Io credo che siamo ancora un filino indietro. Secondo me, siamo più vicini al ‘600 che non ai tempi del Beccaria. Ma attenzione: la nostra funzione, quella che noi svolgiamo oggi, è di arrivare al 1764 e poi all’abolizione della tortura. Intendo: come succede che arrivi un cambiamento? Perché Beccaria è stato condiviso? Perché, nel frattempo, le teste del persone hanno fatte un percorso. Hanno cambiato idea. E come si fa a cambiare idea? Si approfondisce. Si discute. Ci si accorge dei problemi. Si fa esperienza di qualcosa di nuovo. Ora, a mio avviso, il trattamento da riservare a chi ha sbagliato è una cartina di tornasole. Fa vedere da che parte si sta: se si vuole una società verticale o una società orizzontale, una società delle opportunità pari o una società della discriminazione, una società del riconoscimento della dignità oppure il suo contrario. E allora, anche quando si parla d’altro, di regole ecc., molto spesso si va a finire là. Io noto l’esistenza di un certo percorso, soprattutto tra i ragazzi, mentre gli adulti son più duri. Ragion per cui i ragazzi, come sempre, hanno molto da insegnare agli adulti, perché sono più liberi. Gli adulti hanno un percorso dietro le spalle e hanno una necessità effettiva di ritenersi coerenti e per questa ragione, se hanno fatto delle sciocchezze, tendono a giustificarle. Più si è vecchi, più si hanno cose da giustificare, sennò ci si sente deprezzati. I giovani questo problema non ce l’hanno, perché il loro percorso è appena iniziato, e per questo sono più disponibili al cambiamento. Perché si va avanti? Si va avanti perché le persone muoiono. Fossero sempre le stesse, saremmo all’età della pietra. Invece, lo dico per me, noi moriamo, io morirò. La cosa può seccare. Devo dire che mi dispiace, mi dà un certo qual fastidio, ma è ciò che permette di progredire verso una società più evoluta di quello che abbiamo oggi.
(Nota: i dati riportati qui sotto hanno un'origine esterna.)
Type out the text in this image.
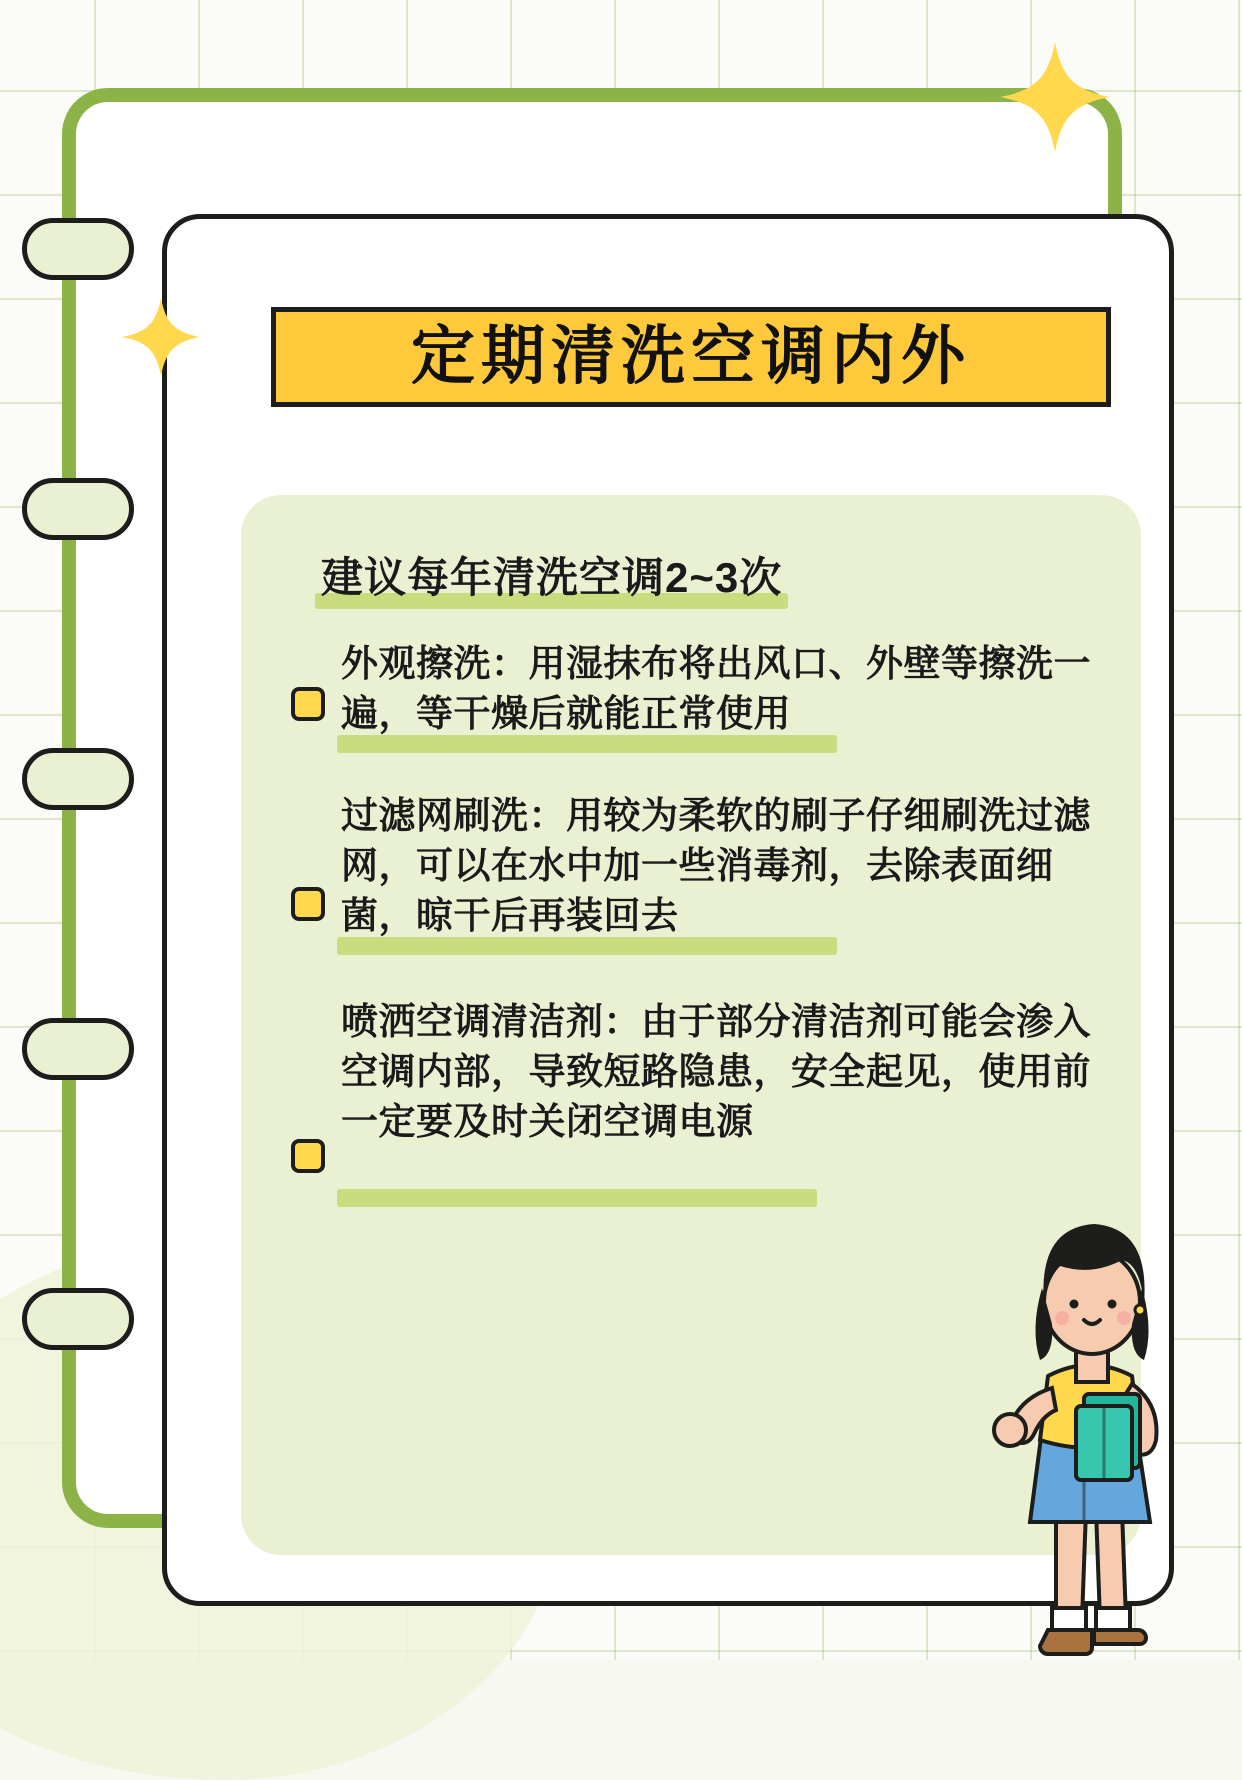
定期清洗空调内外
建议每年清洗空调2~3次
外观擦洗：用湿抹布将出风口、外壁等擦洗一遍，等干燥后就能正常使用
过滤网刷洗：用较为柔软的刷子仔细刷洗过滤网，可以在水中加一些消毒剂，去除表面细菌，晾干后再装回去
喷洒空调清洁剂：由于部分清洁剂可能会渗入空调内部，导致短路隐患，安全起见，使用前一定要及时关闭空调电源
Ritiene che la mediazione penale, che in altri Paesi è già una realtà, prima o poi arriverà anche in Italia? Andremo oltre quelle che lei definisce come imprese “quasi artigianali”, per quanto lodevoli?

Io credo di sì. Bisogna parlarne. Bisogna rifletterci e comunicare: sapere perlomeno che la mediazione penale esiste. Sapere cos’è e sapere quali siano i risultati che porta. E quindi io sono fiducioso. Peraltro, a coloro che dicono che bisogna chiudere in carcere chi ha sbagliato e buttar via la chiave, bisognerebbe consigliare di visitarlo, il carcere, almeno una volta nella vita. Può darsi che scoprirebbero una realtà per loro istruttiva e… disumana. Provate a stare rinchiusi 22 ore al giorno, in otto persone, in dodici metri quadri, compreso il lavandino e il bagno turco. E pensate di vivere anni e anni così, senza intimità, avendo solo 6 ore al mese per vedere i vostri cari. Provate a immaginare che i vostri diritti umani siano stati cancellati. Proviamo a pensare che la nostra dignità sia stata cancellata. E chiediamoci se noi per primi, in simili condizioni, saremmo aiutati a capire che abbiamo sbagliato e che è giusto che ci riconciliamo con la società.